Ron had no idea about the rarity of such a thing...but soon he learned. "It had a poor red paint job on it, so I decided to get it painted. Then a friend tells me that this is a numbers-matching car. I got talked into a total restoration." That meant stripping away any last vestige of Resale Red and going down to bare metal. The flanks were twice coated in primer, treated to four coats of R&M acrylic enamel in the proper Code Y Candlelight Cream; the clearcoat was wet-sanded with 1000 and 1600 grit papers. Mosside Specialty Cars in Pittsburgh took care of squirting the pigment, as well as assembling most of the reproduction interior.
With a little bit of cleaning on the chassis, original factory paint inspection marks were revealed. (Such are the joys of original, rot-free California machines that such things remain visible decades after rolling off the assembly line.) "The chassis was so clean, you could have cleaned it with a sponge and seen original factory overspray. You turn a nut, and you don't need a torch, or Liquid Wrench, or anything," enthused Ronald. "The nut just comes off. I have a 2 year-old truck that you can't do that with." The inspection marks are more easily visible now that everything is once again GM chassis black.
The original mill was brought back to factory spec; it's not even .030 over. It was, however, balanced, blueprinted, given a blueprinted factory-spec Crane cam, and treated to a valve job to run on contemporary unleaded gas.
Ronald added a couple of options during the resto, including Rally I wheels, Rally gauges, and a power booster to help those 4-wheel drums grind to a halt. The entire effort took a whopping 10 on-again, off-again years, which saw Scott Tiemann of Supercar Specialties in Portland, Michigan, finish things up. Meantime, Ron bought another GTO, a '67, to putter about town in. "I got sick of not having something to drive," he says.

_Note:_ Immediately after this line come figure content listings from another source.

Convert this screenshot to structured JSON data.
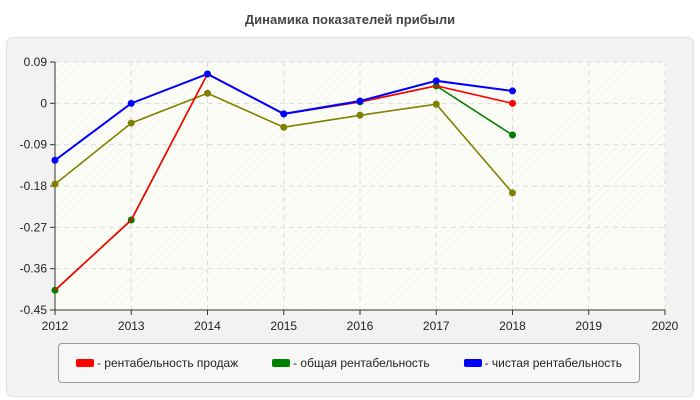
{
  "title": "Динамика показателей прибыли",
  "chart_data": {
    "type": "line",
    "title": "Динамика показателей прибыли",
    "x": [
      2012,
      2013,
      2014,
      2015,
      2016,
      2017,
      2018
    ],
    "xticks": [
      "2012",
      "2013",
      "2014",
      "2015",
      "2016",
      "2017",
      "2018",
      "2019",
      "2020"
    ],
    "xlim": [
      2012,
      2020
    ],
    "yticks": [
      "0.09",
      "0",
      "-0.09",
      "-0.18",
      "-0.27",
      "-0.36",
      "-0.45"
    ],
    "ylim": [
      -0.45,
      0.09
    ],
    "grid": true,
    "legend_position": "bottom",
    "series": [
      {
        "name": "- рентабельность продаж",
        "color": "#ff0000",
        "values": [
          -0.407,
          -0.254,
          0.064,
          -0.023,
          0.003,
          0.038,
          0.0
        ]
      },
      {
        "name": "- общая рентабельность",
        "color": "#008000",
        "values": [
          -0.407,
          -0.254,
          0.064,
          -0.023,
          0.003,
          0.038,
          -0.069
        ]
      },
      {
        "name": "- чистая рентабельность",
        "color": "#0000ff",
        "values": [
          -0.124,
          0.0,
          0.064,
          -0.023,
          0.005,
          0.049,
          0.027
        ]
      },
      {
        "color": "#808000",
        "values": [
          -0.176,
          -0.043,
          0.022,
          -0.052,
          -0.026,
          -0.002,
          -0.195
        ]
      }
    ]
  }
}
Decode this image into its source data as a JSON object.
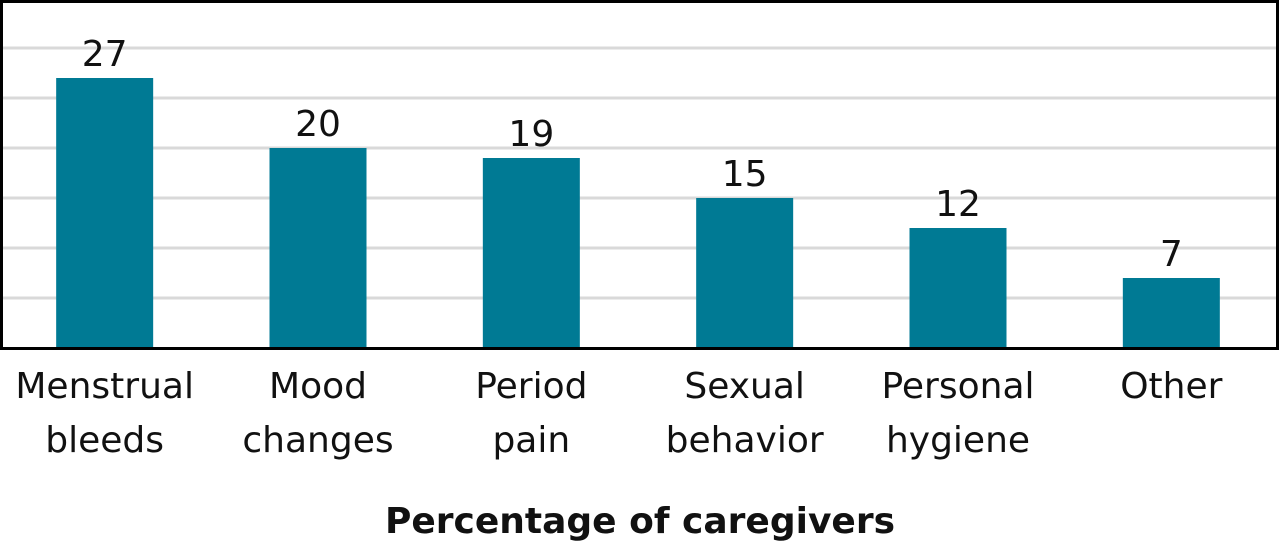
{
  "chart_data": {
    "type": "bar",
    "title": "",
    "xlabel": "Percentage of caregivers",
    "ylabel": "",
    "categories": [
      [
        "Menstrual",
        "bleeds"
      ],
      [
        "Mood",
        "changes"
      ],
      [
        "Period",
        "pain"
      ],
      [
        "Sexual",
        "behavior"
      ],
      [
        "Personal",
        "hygiene"
      ],
      [
        "Other"
      ]
    ],
    "values": [
      27,
      20,
      19,
      15,
      12,
      7
    ],
    "ylim": [
      0,
      35
    ],
    "gridlines": [
      0,
      5,
      10,
      15,
      20,
      25,
      30
    ],
    "grid": true,
    "legend": "none",
    "bar_color": "#007A94",
    "grid_color": "#D9D9D9",
    "frame_color": "#000000"
  }
}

He also stayed busy racing his '67 GTO (running 10.60s the weekend we caught up with Ron, at the 2002 Ames Performance Pontiac Nationals).
Ron says, "Scott told me that I wouldn't have a gold winner as it stood, so he plated all of the original hose clamps, attended to a couple of more details, and gave me some show tips." And then it was off to the show circuit. "First time at the POCI Nats in Sturbridge, Massachusetts, in 1998, it got 391 out of a possible 400 points. The next year it was awarded 394 points. At first I wasn't too cool about a yellow car, but now I love it. The GTO doesn't always win local car shows, but it always wins at points-judged awards." The paleface Injun was trailered for 2 years, but is now driven to local shows, weather permitting.
Pontiac fans can breathe a deep, A.I.R.-cleaned sigh of relief.